RENÚNCIAS
Era um dia de junho, daqueles de tempo com cara amarrada e chuva miúda ranheta, que já durava uma semana. O ar úmido e frio da São Sebastião convidava a permanecer debaixo das cobertas quentes e macias, mas era preciso levantar para mais um dia de rotina: lavar o rosto, escovar os dentes, pentear os cabelos, tomar o café da manhã lendo as notícias da véspera, no jornal deixado à porta pelo zelador do prédio, sempre bem cedinho, mesmo com o inverno recomendando um certo atraso, que certamente seria perdoado pelo assinante.

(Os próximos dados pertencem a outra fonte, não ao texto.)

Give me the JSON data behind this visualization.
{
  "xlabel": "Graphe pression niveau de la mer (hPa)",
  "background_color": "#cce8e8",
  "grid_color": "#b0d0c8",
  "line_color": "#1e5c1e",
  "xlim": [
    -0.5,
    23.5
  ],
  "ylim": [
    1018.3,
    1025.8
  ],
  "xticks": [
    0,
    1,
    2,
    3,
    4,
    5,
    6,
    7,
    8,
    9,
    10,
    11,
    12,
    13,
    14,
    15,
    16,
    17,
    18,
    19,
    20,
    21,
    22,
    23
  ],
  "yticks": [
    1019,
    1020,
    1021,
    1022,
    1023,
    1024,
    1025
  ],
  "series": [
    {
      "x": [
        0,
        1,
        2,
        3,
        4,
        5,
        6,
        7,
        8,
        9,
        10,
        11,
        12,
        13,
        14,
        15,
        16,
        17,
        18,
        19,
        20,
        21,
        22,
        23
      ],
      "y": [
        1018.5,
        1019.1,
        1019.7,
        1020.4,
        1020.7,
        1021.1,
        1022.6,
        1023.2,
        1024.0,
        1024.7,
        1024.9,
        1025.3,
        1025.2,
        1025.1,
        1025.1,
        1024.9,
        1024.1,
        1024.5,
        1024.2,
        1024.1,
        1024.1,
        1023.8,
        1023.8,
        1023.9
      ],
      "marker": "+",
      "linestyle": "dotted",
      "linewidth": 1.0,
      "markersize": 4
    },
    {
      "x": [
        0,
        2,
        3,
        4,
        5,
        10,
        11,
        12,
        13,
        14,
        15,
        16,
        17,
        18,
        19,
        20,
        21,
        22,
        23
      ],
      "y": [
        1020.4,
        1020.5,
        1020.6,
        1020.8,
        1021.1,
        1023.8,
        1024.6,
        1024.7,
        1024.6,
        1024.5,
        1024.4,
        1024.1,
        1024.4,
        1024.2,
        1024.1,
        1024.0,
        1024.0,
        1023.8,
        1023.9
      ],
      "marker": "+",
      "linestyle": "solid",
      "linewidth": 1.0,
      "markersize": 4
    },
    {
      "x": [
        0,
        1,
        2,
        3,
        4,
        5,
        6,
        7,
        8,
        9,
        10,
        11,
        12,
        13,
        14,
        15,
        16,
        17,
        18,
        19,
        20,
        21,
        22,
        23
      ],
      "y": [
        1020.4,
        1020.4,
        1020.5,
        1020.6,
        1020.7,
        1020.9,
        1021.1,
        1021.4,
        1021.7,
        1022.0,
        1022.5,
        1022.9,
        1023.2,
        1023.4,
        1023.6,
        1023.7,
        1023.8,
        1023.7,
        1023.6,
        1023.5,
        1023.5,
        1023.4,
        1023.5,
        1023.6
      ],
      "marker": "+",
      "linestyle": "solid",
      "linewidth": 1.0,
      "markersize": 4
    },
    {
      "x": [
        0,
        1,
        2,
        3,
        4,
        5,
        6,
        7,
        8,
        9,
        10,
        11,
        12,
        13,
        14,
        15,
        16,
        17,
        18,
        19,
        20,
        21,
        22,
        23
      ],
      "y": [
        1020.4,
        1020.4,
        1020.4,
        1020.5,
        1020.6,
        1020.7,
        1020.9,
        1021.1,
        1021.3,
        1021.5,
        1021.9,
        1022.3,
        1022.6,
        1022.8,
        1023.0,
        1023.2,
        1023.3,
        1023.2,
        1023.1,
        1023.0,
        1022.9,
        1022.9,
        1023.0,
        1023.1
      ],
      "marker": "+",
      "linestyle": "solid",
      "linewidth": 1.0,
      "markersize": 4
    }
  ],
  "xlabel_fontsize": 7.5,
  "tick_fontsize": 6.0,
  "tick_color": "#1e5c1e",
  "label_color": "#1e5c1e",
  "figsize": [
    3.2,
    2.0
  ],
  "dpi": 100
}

Preguiçosamente olho para a primeira página e leio a manchete do dia:
PRESIDENTE RENUNCIA.
Vagarosamente deixo de lado o matutino e me ponho a refletir, entre perplexo e desanimado:
" Pode uma coisa dessas? Com somente quatro meses de governo e mais um presidente deixa de cumprir o mandato. Recapitulando: Tancredo morreu antes de assumir. Já dizia um amigo meu, cinicamente, que o mineiro foi nosso melhor presidente, posto que ninguém o pôde acusar de qualquer conduta fora dos padrões éticos convencionais, coisa rara há muito tempo em nosso país. Depois, Collor foi escorraçado por apadrinhar um Chefe de Campanha trapalhão, além de seus delírios megalômanos, simbolizados pelos famosos Jardins da Casa da Dinda e de sua arrogância sem qualquer respaldo político. Antes deles, vale lembrar o meteórico e catastrófico período de sete meses de governo do destrambelhado Jânio Quadros, com sua proibição de rinhas de galo no país inteiro. Isto sem esquecer o suicídio de Vargas, encerrando seu único mandato obtido pelo voto popular, às vésperas de novas eleições.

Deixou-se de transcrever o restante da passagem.